Concluding his speech, Dr Pirie puts it to us that "Capitalism has helped our countries to become richer. It could do the same for the developing countries". My reaction to this is the free market system has had 20 years to do this and so far it seems only to have made things worse.
Next the debate was opened up to the floor - but not to the free market (but beware, under the WTO's new GATS agreement which will be signed soon, the day that the Union Society gets privatised may be closer than we think!)
There were various speeches.
Someone wanted to know what kind of a success the US economy is supposed to be when 25% of the population are living below the poverty line.
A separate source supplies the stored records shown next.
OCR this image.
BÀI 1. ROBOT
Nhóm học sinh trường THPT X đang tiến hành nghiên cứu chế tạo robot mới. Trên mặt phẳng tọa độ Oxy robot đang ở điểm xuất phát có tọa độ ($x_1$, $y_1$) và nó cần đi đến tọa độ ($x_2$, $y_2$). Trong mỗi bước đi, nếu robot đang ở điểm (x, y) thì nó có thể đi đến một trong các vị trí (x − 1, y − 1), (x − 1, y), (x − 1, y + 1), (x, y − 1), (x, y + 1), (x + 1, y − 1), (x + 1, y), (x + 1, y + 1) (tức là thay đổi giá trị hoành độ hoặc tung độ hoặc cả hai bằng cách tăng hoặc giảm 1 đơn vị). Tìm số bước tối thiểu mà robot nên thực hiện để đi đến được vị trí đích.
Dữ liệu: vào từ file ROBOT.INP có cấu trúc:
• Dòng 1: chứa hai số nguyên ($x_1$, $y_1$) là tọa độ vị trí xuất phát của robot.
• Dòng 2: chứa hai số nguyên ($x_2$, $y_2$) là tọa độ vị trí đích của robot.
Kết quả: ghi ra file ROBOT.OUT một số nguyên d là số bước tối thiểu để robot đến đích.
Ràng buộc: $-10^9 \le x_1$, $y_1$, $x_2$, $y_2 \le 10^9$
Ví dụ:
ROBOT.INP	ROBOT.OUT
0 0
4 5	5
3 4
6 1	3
Someone thought that technology is responsible for inequality, rather than capitalism and that "computers destroy low skilled manual jobs" thereby creating unemployment amongst what used to be called the working class, whilst at the same time, "they create high skilled high paid jobs". And so the poor get poorer and the rich get richer because of computers.
Someone pointed out that ICI pay for schooling and health care in many countries, and that they pay "25% higher than the local avereage".
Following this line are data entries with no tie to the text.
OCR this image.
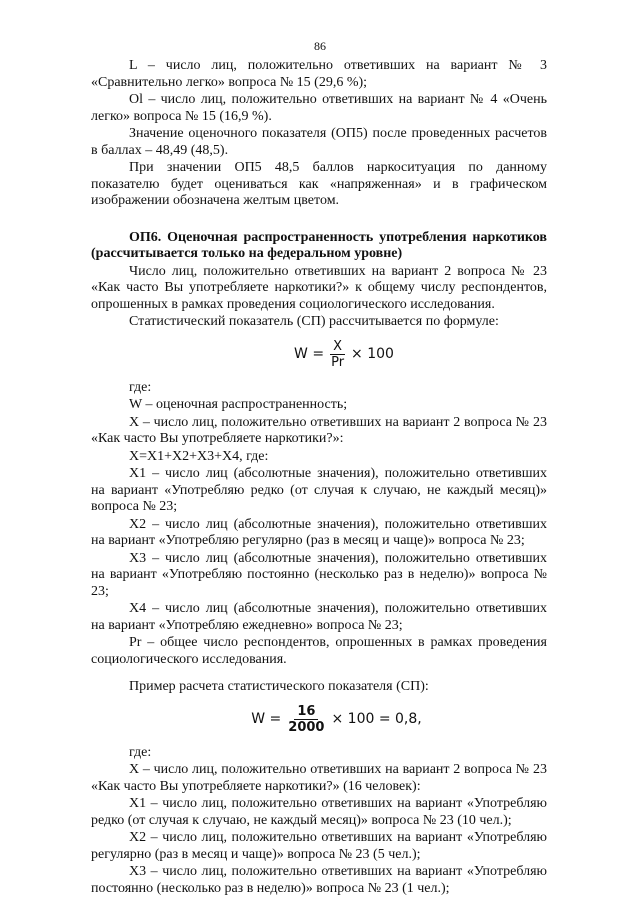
86

L – число лиц, положительно ответивших на вариант № 3 «Сравнительно легко» вопроса № 15 (29,6 %);

Ol – число лиц, положительно ответивших на вариант № 4 «Очень легко» вопроса № 15 (16,9 %).

Значение оценочного показателя (ОП5) после проведенных расчетов в баллах – 48,49 (48,5).

При значении ОП5 48,5 баллов наркоситуация по данному показателю будет оцениваться как «напряженная» и в графическом изображении обозначена желтым цветом.

ОП6. Оценочная распространенность употребления наркотиков (рассчитывается только на федеральном уровне)

Число лиц, положительно ответивших на вариант 2 вопроса № 23 «Как часто Вы употребляете наркотики?» к общему числу респондентов, опрошенных в рамках проведения социологического исследования.

Статистический показатель (СП) рассчитывается по формуле:

$W = \frac{X}{Pr} \times 100$

где:

W – оценочная распространенность;

X – число лиц, положительно ответивших на вариант 2 вопроса № 23 «Как часто Вы употребляете наркотики?»:

X=X1+X2+X3+X4, где:

X1 – число лиц (абсолютные значения), положительно ответивших на вариант «Употребляю редко (от случая к случаю, не каждый месяц)» вопроса № 23;

X2 – число лиц (абсолютные значения), положительно ответивших на вариант «Употребляю регулярно (раз в месяц и чаще)» вопроса № 23;

X3 – число лиц (абсолютные значения), положительно ответивших на вариант «Употребляю постоянно (несколько раз в неделю)» вопроса № 23;

X4 – число лиц (абсолютные значения), положительно ответивших на вариант «Употребляю ежедневно» вопроса № 23;

Pr – общее число респондентов, опрошенных в рамках проведения социологического исследования.

Пример расчета статистического показателя (СП):

$W = \frac{16}{2000} \times 100 = 0,8$,

где:

X – число лиц, положительно ответивших на вариант 2 вопроса № 23 «Как часто Вы употребляете наркотики?» (16 человек):

X1 – число лиц, положительно ответивших на вариант «Употребляю редко (от случая к случаю, не каждый месяц)» вопроса № 23 (10 чел.);

X2 – число лиц, положительно ответивших на вариант «Употребляю регулярно (раз в месяц и чаще)» вопроса № 23 (5 чел.);

X3 – число лиц, положительно ответивших на вариант «Употребляю постоянно (несколько раз в неделю)» вопроса № 23 (1 чел.);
Somebody else suggested that multinationals like Nike go to the third world to make a product and they can only successfully make that product if their workers are content and paid a decent living wage. "Nike" was an unfortunate choice because human rights abuses in Nike factories (or more accurately factories owned by sub-subcontractors of Nike) are very well documented, so unfortunately this person didn't know what he was talking about.
There was a speech from someone who found it "funny" that Amy Lewis thinks that free market capitalism reduces corruption, given that George W Bush is now president of his country.
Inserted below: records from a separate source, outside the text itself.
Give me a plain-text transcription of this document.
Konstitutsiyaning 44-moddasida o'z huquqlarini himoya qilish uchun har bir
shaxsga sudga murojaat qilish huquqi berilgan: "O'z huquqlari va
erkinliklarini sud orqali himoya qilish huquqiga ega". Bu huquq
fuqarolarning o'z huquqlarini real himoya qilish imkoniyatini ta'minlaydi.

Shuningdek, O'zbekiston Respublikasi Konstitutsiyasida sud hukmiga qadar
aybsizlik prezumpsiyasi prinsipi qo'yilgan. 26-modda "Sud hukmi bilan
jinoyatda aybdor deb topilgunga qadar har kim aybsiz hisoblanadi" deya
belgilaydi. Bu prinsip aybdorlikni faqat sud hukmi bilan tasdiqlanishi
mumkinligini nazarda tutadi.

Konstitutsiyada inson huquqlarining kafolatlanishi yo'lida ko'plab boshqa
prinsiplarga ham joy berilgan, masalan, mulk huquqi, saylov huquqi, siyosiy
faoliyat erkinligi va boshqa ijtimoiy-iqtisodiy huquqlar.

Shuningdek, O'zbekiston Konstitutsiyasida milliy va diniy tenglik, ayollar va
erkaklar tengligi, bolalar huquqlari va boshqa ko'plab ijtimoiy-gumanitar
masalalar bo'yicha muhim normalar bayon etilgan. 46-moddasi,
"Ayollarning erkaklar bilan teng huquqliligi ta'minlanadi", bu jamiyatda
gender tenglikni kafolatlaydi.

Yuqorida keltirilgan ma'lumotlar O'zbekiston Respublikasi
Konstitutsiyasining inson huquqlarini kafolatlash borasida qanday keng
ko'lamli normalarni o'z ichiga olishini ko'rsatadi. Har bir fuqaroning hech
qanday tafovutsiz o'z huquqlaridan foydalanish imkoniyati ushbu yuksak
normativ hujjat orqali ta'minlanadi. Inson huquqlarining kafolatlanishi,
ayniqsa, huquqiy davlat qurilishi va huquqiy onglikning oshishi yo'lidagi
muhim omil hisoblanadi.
The final speech from the proposition was from Caleb Ward of Corpus Christi College, who repeated that growth had declined all over the world since the move circa 1980 towards a free market model. Ward also asked that if a truly free market could deliver the goods then why do the rich western nations maintain such a strangle hold on the World Trade Organisation? Officially the WTO operates on a 'one country one vote' system, but in practice decisions are reached by consensus and that consensus is largely dictated by the influential rich western nations. If developing countries don't like the consensus that is offered to them as a fait accompli then they are often threatened - for example that they will have their aid removed if they don't comply. Also, the rich nations have dozens of negotiators (the USA was going to deploy 200 in Qatar but reduced it to 50 for security reasons) while the poorer nations have very few and many can't even afford an office in Geneva, so it's pretty clear who has the most bargaining power. Ward told us that Mike Moore, the top man at the WTO, only got the job because of American pressure not to allow the appointment to go to a vote - because the US could not allow a Thai to head the WTO for then Thai interests might be represented, to the cost of American corporations and so the US would "lose its grip on the so called free market".
The debate was concluded by Peter Bottomley. But he really did just talk bollox - in fact he barely addressed the motion at all. And that's not just being flippant either. Traditionally one of the main let downs of the Union Society (apart from the fact that the big name speakers never turn up) is the abundance of speakers who prefer rhetoric to substance. Mr Bottomley was a prime example of this phenomenon.
It was an interesting debate. Perhaps surprisingly, the proposition won the day, by a margin of 91 Ayes to 61 Noes. Maybe this goes to show that when the movement against neoliberalism has the opportunity to put its case to the public, people get to see that the arguments are quite convincing, and that this movement is not merely just a - in the dismissive words of our Prime Minister - "a travelling anarchist circus".